Killington M1, Fyfe D2 , Patching A2 , Habib P2 , Kochiyil V3, Kay R 4 and Crotty M5
1 South Australia Brain Injury Rehabilitation Services, CALHN, SA Health, 2 South Australia Health Consumer Advisory Council, 3 Aged Care, Rehabilitation & Palliative Care, NALHN, SA Health, 4 Allied Health Reform, Royal Adelaide Hospital, CALHN, South Australia, 5Division Rehabilitation, Aged & Palliative Care, SALHN, SA Health and Flinders University, South Australia
Background and aim: It is widely believed that light, colour, access to gardens and stimulation affect recovery. Little research has reported consumer opinions of the key physical and environmental aspects of rehabilitation buildings. The aim was to describe patient and family views of the essential environmental components which promote engagement and recovery during inpatient rehabilitation.
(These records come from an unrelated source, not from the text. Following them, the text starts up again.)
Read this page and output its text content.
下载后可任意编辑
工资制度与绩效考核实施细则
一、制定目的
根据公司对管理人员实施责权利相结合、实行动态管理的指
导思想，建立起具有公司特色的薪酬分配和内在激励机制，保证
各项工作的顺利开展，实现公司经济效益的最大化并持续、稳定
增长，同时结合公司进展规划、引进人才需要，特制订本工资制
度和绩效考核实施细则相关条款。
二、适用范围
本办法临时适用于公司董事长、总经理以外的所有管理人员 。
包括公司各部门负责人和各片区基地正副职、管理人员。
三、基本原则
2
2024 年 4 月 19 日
Method: The project was co-created with consumers (one from each of the 3 South Australian metropolitan health networks). In-depth interviews were undertaken with 54 current or recent rehabilitation patients and 23 informal carers of rehabilitation patients and focus groups conducted with 90 clinical staff. Interviews and focus groups were audiotaped and transcribed verbatim. Discrepancies were adjusted following “member checking” and then qualitative thematic analysis undertaken with the assistance of NVivo 11 qualitative data analysis software package to identify major themes (first via open coding, followed by axial and then selective coding).
Results: The four major themes were: 1) Choice can be an illusion in a rehabilitation ward. 2) Access to outside areas is a priority and affects well- being 3) Socialisation can be facilitated by the environment. 4) Ward configuration should align with the model of care.
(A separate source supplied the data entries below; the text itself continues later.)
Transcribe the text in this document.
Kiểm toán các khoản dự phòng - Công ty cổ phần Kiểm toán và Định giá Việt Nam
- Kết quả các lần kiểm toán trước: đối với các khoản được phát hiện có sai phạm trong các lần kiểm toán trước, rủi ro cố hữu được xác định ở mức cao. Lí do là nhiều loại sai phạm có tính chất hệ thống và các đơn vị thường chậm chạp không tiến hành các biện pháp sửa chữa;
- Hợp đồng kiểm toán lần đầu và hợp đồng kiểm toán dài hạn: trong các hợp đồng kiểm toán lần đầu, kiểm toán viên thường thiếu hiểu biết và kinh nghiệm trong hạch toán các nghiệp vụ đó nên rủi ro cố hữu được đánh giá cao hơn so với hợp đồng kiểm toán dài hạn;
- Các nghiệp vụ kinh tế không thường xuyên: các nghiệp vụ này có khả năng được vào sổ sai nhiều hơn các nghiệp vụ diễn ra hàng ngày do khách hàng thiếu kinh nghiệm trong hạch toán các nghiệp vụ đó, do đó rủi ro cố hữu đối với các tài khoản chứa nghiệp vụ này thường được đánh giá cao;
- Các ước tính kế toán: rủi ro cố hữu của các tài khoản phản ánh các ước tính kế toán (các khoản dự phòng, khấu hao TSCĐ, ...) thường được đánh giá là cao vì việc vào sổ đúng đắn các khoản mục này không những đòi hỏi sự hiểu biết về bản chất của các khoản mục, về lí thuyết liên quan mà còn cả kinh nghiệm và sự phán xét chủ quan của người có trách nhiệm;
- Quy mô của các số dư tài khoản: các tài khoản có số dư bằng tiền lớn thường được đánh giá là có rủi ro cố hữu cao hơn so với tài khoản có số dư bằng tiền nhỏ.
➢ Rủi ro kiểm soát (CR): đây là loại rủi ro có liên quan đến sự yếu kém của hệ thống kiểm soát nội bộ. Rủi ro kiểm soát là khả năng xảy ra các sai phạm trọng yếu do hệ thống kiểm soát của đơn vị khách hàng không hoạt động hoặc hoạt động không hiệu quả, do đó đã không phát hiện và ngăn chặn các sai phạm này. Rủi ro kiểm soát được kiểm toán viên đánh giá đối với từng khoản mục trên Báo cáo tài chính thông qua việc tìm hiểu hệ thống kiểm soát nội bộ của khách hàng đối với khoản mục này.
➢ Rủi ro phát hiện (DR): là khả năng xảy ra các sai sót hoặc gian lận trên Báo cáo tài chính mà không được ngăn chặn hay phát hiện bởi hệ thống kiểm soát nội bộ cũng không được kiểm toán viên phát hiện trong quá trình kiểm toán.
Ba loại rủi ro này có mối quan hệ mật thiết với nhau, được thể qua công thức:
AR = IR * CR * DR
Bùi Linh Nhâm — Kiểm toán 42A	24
Conclusion: Consumers prioritised features which allowed choice and control. Empathic design for rehabilitation facilities can be achieved if architects strive for a more human-centred approach and ensure facilities promote a sense of wellbeing while facilitating meaningful restorative activity. More research is required to link environmental features with clinical outcomes.
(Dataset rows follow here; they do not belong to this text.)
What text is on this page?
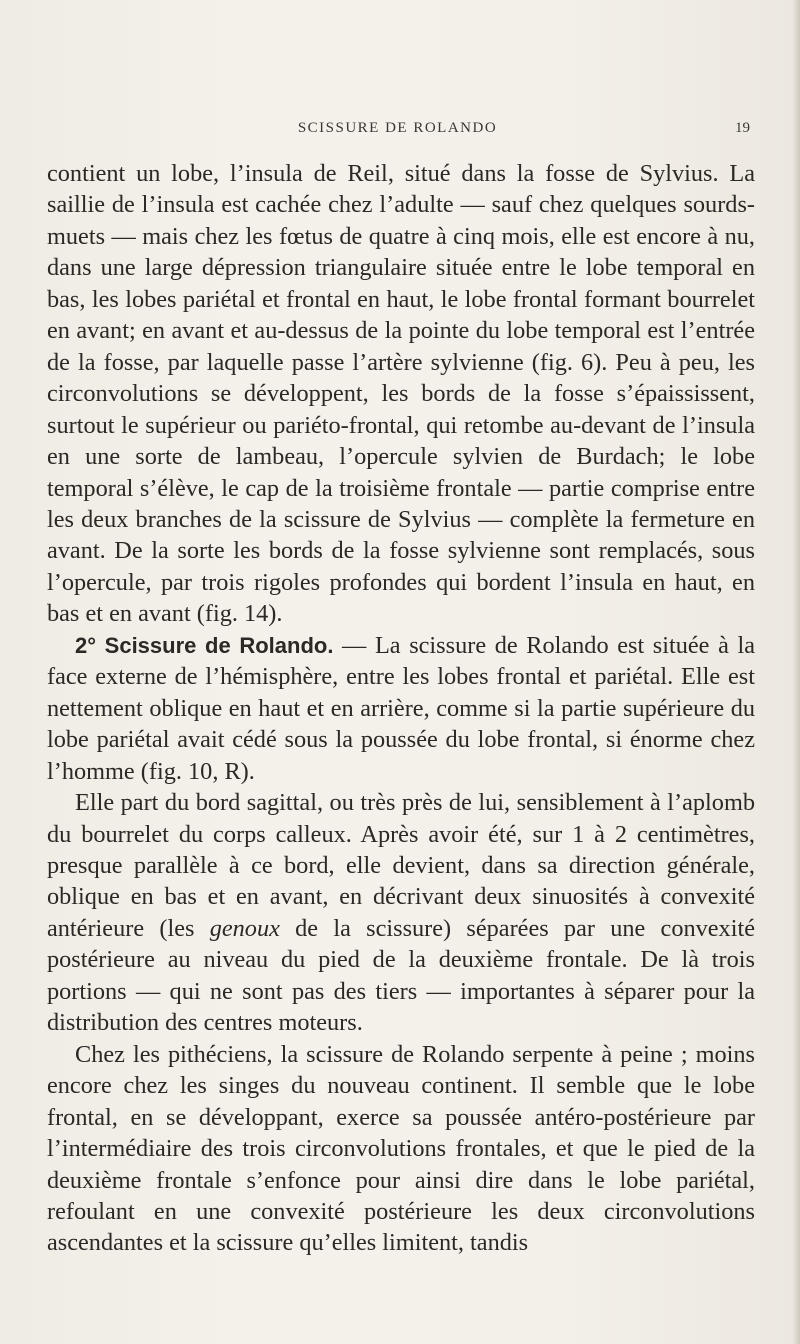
SCISSURE DE ROLANDO	19

contient un lobe, l’insula de Reil, situé dans la fosse de Sylvius. La saillie de l’insula est cachée chez l’adulte — sauf chez quelques sourds-muets — mais chez les fœtus de quatre à cinq mois, elle est encore à nu, dans une large dépression triangulaire située entre le lobe temporal en bas, les lobes pariétal et frontal en haut, le lobe frontal formant bourrelet en avant; en avant et au-dessus de la pointe du lobe temporal est l’entrée de la fosse, par laquelle passe l’artère sylvienne (fig. 6). Peu à peu, les circonvolutions se développent, les bords de la fosse s’épaississent, surtout le supérieur ou pariéto-frontal, qui retombe au-devant de l’insula en une sorte de lambeau, l’opercule sylvien de Burdach; le lobe temporal s’élève, le cap de la troisième frontale — partie comprise entre les deux branches de la scissure de Sylvius — complète la fermeture en avant. De la sorte les bords de la fosse sylvienne sont remplacés, sous l’opercule, par trois rigoles profondes qui bordent l’insula en haut, en bas et en avant (fig. 14).

2° Scissure de Rolando. — La scissure de Rolando est située à la face externe de l’hémisphère, entre les lobes frontal et pariétal. Elle est nettement oblique en haut et en arrière, comme si la partie supérieure du lobe pariétal avait cédé sous la poussée du lobe frontal, si énorme chez l’homme (fig. 10, R).

Elle part du bord sagittal, ou très près de lui, sensiblement à l’aplomb du bourrelet du corps calleux. Après avoir été, sur 1 à 2 centimètres, presque parallèle à ce bord, elle devient, dans sa direction générale, oblique en bas et en avant, en décrivant deux sinuosités à convexité antérieure (les genoux de la scissure) séparées par une convexité postérieure au niveau du pied de la deuxième frontale. De là trois portions — qui ne sont pas des tiers — importantes à séparer pour la distribution des centres moteurs.

Chez les pithéciens, la scissure de Rolando serpente à peine ; moins encore chez les singes du nouveau continent. Il semble que le lobe frontal, en se développant, exerce sa poussée antéro-postérieure par l’intermédiaire des trois circonvolutions frontales, et que le pied de la deuxième frontale s’enfonce pour ainsi dire dans le lobe pariétal, refoulant en une convexité postérieure les deux circonvolutions ascendantes et la scissure qu’elles limitent, tandis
Maggie Killington works as the Coordinator of Research for SA Brain Injury Rehabilitation services and is a senior lecturer at Flinders University in College of Nursing and Health Sciences. She is currently working on a number of grant funded research projects within SABIRS. She has recently worked as research manager at Flinders Medical Centre where she undertook a study with consumers investigating the optimum environments in which to receive rehabilitation.
Dean Fyfe is a consumer representative on the CALHN executive quality and governance committee. He is a consumer advisor for the design of services move to Repatriation precinct. He was a principal investigator for the Rehabilitation Environments research undertaken across all three health networks.